Wednesday, April 22, 2009

Suckle THIS, smartypants!

Since I'd gone in earlier in the day I called the nursery at around midnight last night to check on Ms. S before going to bed. The call went really well until the end, when things degenerated for me. Here's how it went.

NURSE: She wants to suckle.

ME: Oh, I know. We had a great session with the lactation consultant today. She's really getting it.

NURSE: No, she needs to do it more than that!

ME: Well, I try to do it every day. It doesn't always work out.

NURSE: Every day! More times a day! If you don't she won't nurse later on. She won't know how!

ME: (Getting a bit defensive.) She had an eye exam today. She was too exhausted for more than the once.*

NURSE: Well she really needs to learn this. More times a day!

Now I am all agitated by the thought that due to my negligence my daughter will never really learn to nurse, even though that's bullshit of the highest order and we'd made real progress earlier in the day. I was feeling great about it, really encouraged by the experience and glad that the lactation consultant had helped me out so much and now I am trying to hang on to that and not feel like I'm failing her in some way.

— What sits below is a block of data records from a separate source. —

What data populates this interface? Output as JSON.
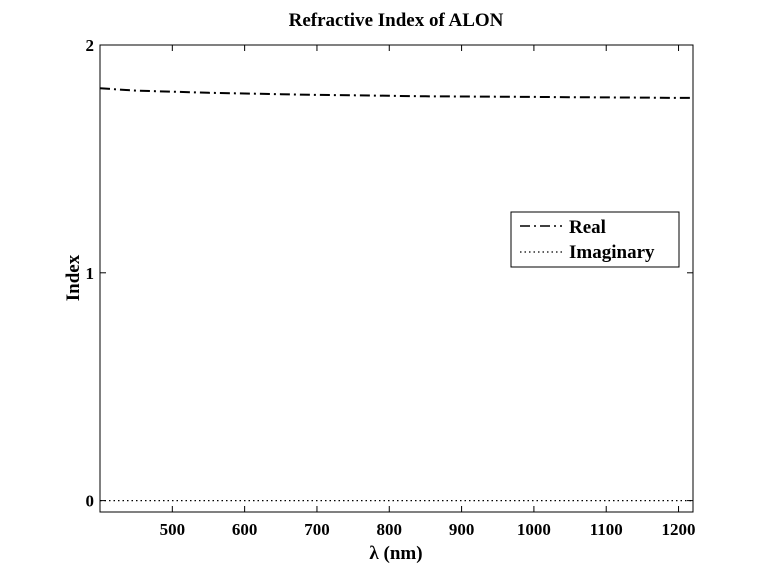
{
  "chart_data": {
    "type": "line",
    "title": "Refractive Index of ALON",
    "xlabel": "λ (nm)",
    "ylabel": "Index",
    "xlim": [
      400,
      1220
    ],
    "ylim": [
      -0.05,
      2
    ],
    "x_ticks": [
      500,
      600,
      700,
      800,
      900,
      1000,
      1100,
      1200
    ],
    "x_tick_labels": [
      "500",
      "600",
      "700",
      "800",
      "900",
      "1000",
      "1100",
      "1200"
    ],
    "y_ticks": [
      0,
      1,
      2
    ],
    "y_tick_labels": [
      "0",
      "1",
      "2"
    ],
    "grid": false,
    "legend_position": "right",
    "series": [
      {
        "name": "Real",
        "line_style": "dash-dot",
        "color": "#000000",
        "x": [
          400,
          450,
          500,
          550,
          600,
          650,
          700,
          750,
          800,
          850,
          900,
          950,
          1000,
          1050,
          1100,
          1150,
          1200,
          1220
        ],
        "y": [
          1.81,
          1.8,
          1.795,
          1.79,
          1.787,
          1.784,
          1.781,
          1.779,
          1.777,
          1.775,
          1.774,
          1.773,
          1.772,
          1.771,
          1.77,
          1.769,
          1.768,
          1.768
        ]
      },
      {
        "name": "Imaginary",
        "line_style": "dotted",
        "color": "#000000",
        "x": [
          400,
          500,
          600,
          700,
          800,
          900,
          1000,
          1100,
          1200,
          1220
        ],
        "y": [
          0,
          0,
          0,
          0,
          0,
          0,
          0,
          0,
          0,
          0
        ]
      }
    ]
  }
}
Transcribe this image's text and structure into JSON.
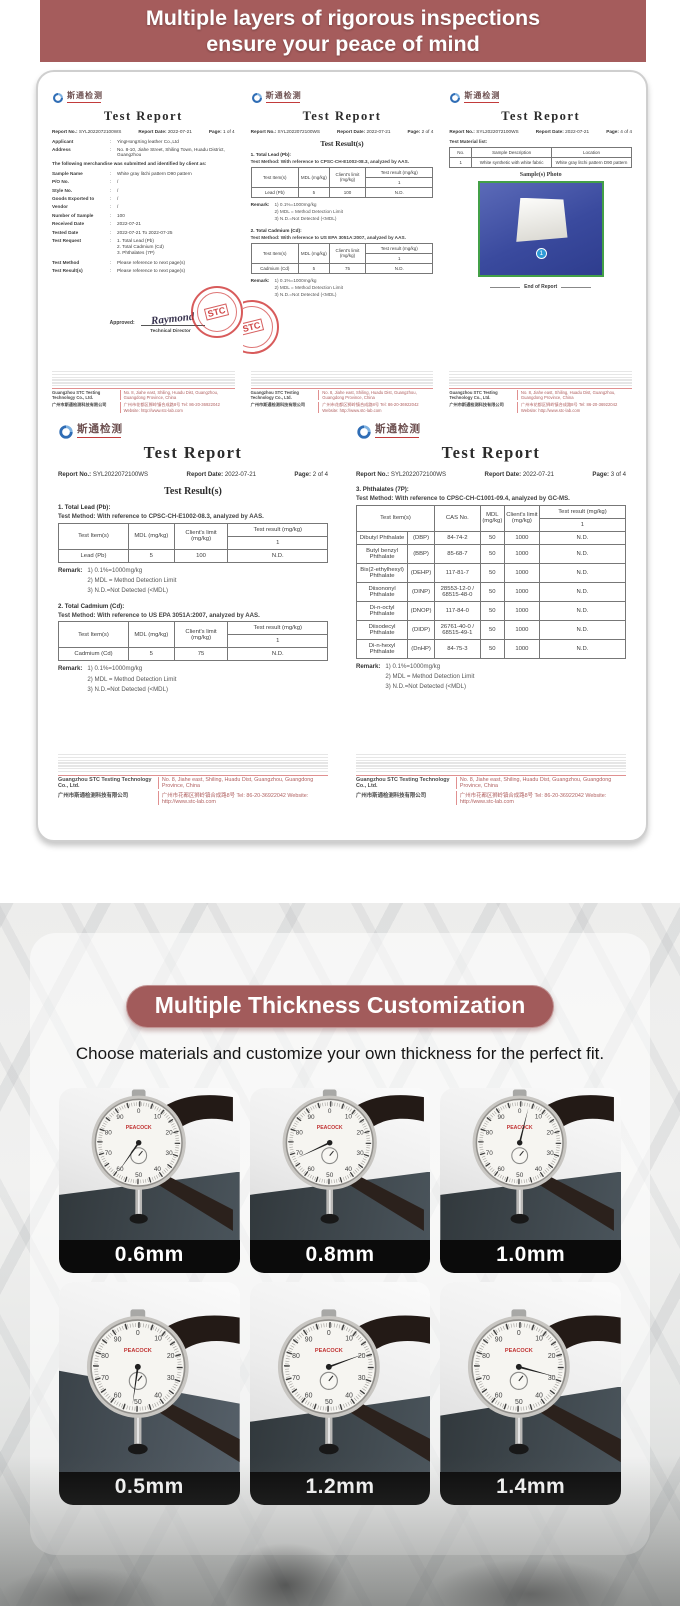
{
  "banner": {
    "line1": "Multiple layers of rigorous inspections",
    "line2": "ensure your peace of mind"
  },
  "report_common": {
    "logo_text": "斯通检测",
    "title": "Test Report",
    "report_no_label": "Report No.:",
    "report_no": "SYL2022072100WS",
    "date_label": "Report Date:",
    "report_date": "2022-07-21",
    "page_label": "Page:",
    "results_title": "Test Result(s)",
    "remark_label": "Remark:",
    "remarks": [
      "1)  0.1%=1000mg/kg",
      "2)  MDL = Method Detection Limit",
      "3)  N.D.=Not Detected (<MDL)"
    ],
    "th": {
      "item": "Test Item(s)",
      "mdl": "MDL (mg/kg)",
      "limit": "Client's limit (mg/kg)",
      "result": "Test result (mg/kg)",
      "result_sub": "1",
      "cas": "CAS No."
    },
    "footer": {
      "company_en": "Guangzhou STC Testing Technology Co., Ltd.",
      "addr_en": "No. 8, Jiahe east, Shiling, Huadu Dist, Guangzhou, Guangdong Province, China",
      "company_cn": "广州市斯通检测科技有限公司",
      "addr_cn": "广州市花都区狮岭镇合成路8号  Tel: 86-20-36922042  Website: http://www.stc-lab.com"
    }
  },
  "report1": {
    "page": "1 of 4",
    "rows": [
      {
        "label": "Applicant",
        "value": "YingHongXing leather Co.,Ltd"
      },
      {
        "label": "Address",
        "value": "No. 8-10, Jiahe Street, Shiling Town, Huadu District, Guangzhou"
      }
    ],
    "statement": "The following merchandise was submitted and identified by client as:",
    "rows2": [
      {
        "label": "Sample Name",
        "value": "White gray litchi pattern D90 pattern"
      },
      {
        "label": "P/O No.",
        "value": "/"
      },
      {
        "label": "Style No.",
        "value": "/"
      },
      {
        "label": "Goods Exported to",
        "value": "/"
      },
      {
        "label": "Vendor",
        "value": "/"
      },
      {
        "label": "Number of Sample",
        "value": "100"
      },
      {
        "label": "Received Date",
        "value": "2022-07-21"
      },
      {
        "label": "Tested Date",
        "value": "2022-07-21    To    2022-07-25"
      }
    ],
    "request_label": "Test Request",
    "request_items": [
      "1. Total Lead (Pb)",
      "2. Total Cadmium (Cd)",
      "3. Phthalates (7P)"
    ],
    "method_label": "Test Method",
    "method_value": "Please reference to next page(s)",
    "results_label": "Test Result(s)",
    "results_value": "Please reference to next page(s)",
    "approved_label": "Approved:",
    "signature": "Raymond",
    "signer_role": "Technical Director"
  },
  "report2": {
    "page": "2 of 4",
    "lead": {
      "heading": "1. Total Lead (Pb):",
      "method": "Test Method:  With reference to CPSC-CH-E1002-08.3, analyzed by AAS.",
      "item": "Lead (Pb)",
      "mdl": "5",
      "limit": "100",
      "result": "N.D."
    },
    "cadmium": {
      "heading": "2. Total Cadmium (Cd):",
      "method": "Test Method:  With reference to US EPA 3051A:2007, analyzed by AAS.",
      "item": "Cadmium (Cd)",
      "mdl": "5",
      "limit": "75",
      "result": "N.D."
    }
  },
  "report3": {
    "page": "4 of 4",
    "material_label": "Test Material list:",
    "th": {
      "no": "No.",
      "desc": "Sample Description",
      "loc": "Location"
    },
    "row": {
      "no": "1",
      "desc": "White synthetic with white fabric",
      "loc": "White gray litchi pattern D90 pattern"
    },
    "photo_label": "Sample(s) Photo",
    "badge": "1",
    "end_label": "End of Report"
  },
  "report5": {
    "page": "3 of 4",
    "heading": "3. Phthalates (7P):",
    "method": "Test Method:  With reference to CPSC-CH-C1001-09.4, analyzed by GC-MS.",
    "rows": [
      {
        "name": "Dibutyl Phthalate",
        "abbr": "(DBP)",
        "cas": "84-74-2",
        "mdl": "50",
        "limit": "1000",
        "result": "N.D."
      },
      {
        "name": "Butyl benzyl Phthalate",
        "abbr": "(BBP)",
        "cas": "85-68-7",
        "mdl": "50",
        "limit": "1000",
        "result": "N.D."
      },
      {
        "name": "Bis(2-ethylhexyl) Phthalate",
        "abbr": "(DEHP)",
        "cas": "117-81-7",
        "mdl": "50",
        "limit": "1000",
        "result": "N.D."
      },
      {
        "name": "Diisononyl Phthalate",
        "abbr": "(DINP)",
        "cas": "28553-12-0 / 68515-48-0",
        "mdl": "50",
        "limit": "1000",
        "result": "N.D."
      },
      {
        "name": "Di-n-octyl Phthalate",
        "abbr": "(DNOP)",
        "cas": "117-84-0",
        "mdl": "50",
        "limit": "1000",
        "result": "N.D."
      },
      {
        "name": "Diisodecyl Phthalate",
        "abbr": "(DIDP)",
        "cas": "26761-40-0 / 68515-49-1",
        "mdl": "50",
        "limit": "1000",
        "result": "N.D."
      },
      {
        "name": "Di-n-hexyl Phthalate",
        "abbr": "(DnHP)",
        "cas": "84-75-3",
        "mdl": "50",
        "limit": "1000",
        "result": "N.D."
      }
    ]
  },
  "thickness": {
    "title": "Multiple Thickness Customization",
    "subtitle": "Choose materials and customize your own thickness for the perfect fit.",
    "cards": [
      {
        "label": "0.6mm"
      },
      {
        "label": "0.8mm"
      },
      {
        "label": "1.0mm"
      },
      {
        "label": "0.5mm"
      },
      {
        "label": "1.2mm"
      },
      {
        "label": "1.4mm"
      }
    ]
  },
  "colors": {
    "banner": "#a55c5c",
    "pill": "#a25b5b",
    "label_bar": "#0b0b0b",
    "stamp_red": "#c62f2f",
    "photo_green_border": "#43a047",
    "photo_blue": "#3c4da3"
  }
}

To me the true point is not that she's breastfeeding, even if I've talked a lot about how much I want to be able to do so with her. The truly important thing is that she's getting my breastmilk and the how of it getting inside her is secondary. If she never takes to nursing and we have to bottle-feed her while I continue to pump then that's how it'll be. Ideally I want her to do both so that Andrew can also feed her and so that we can bottle-feed her when it's less convenient to nurse. I am not stuck on her ONLY breastfeeding and nothing else. I think it would be irrational to feel that way, and potentially crazy-making. I don't want to set myself and Shaughnessy up for disappointment and difficulty. I just want to do what works best and makes us both comfortable

I am doing my reading on all this, believe me, and even if it takes time the majority of babies, preemie or otherwise, figure it out and end up doing fine on only nursing, or a combination of both. I wasn't even planning to breastfeed in the first place and had fully expected to formula-feed her with bottles but the fact of her prematurity threw a wrench into those plans. So, this has been a pretty major adjustment of expectations for me and that's probably why I'm pretty flexible about the idea of bottle vs. breast since either is a vehicle for her to drink my breastmilk. She'll be in my arms, alive, not dead due to undiagnosed preeclampsia. I'd rather wake up every day happy about those things than stress out about whether she'll be a perfect breastfeeder!

* The eye exams that the doctors do to check for ROP are very traumatizing and uncomfortable for the babies, so after they have them they're usually very exhausted and out of it for the rest of the day. They tend to sleep more and be more fussy when awake, so things like lick and sniffs aren't usually all that successful.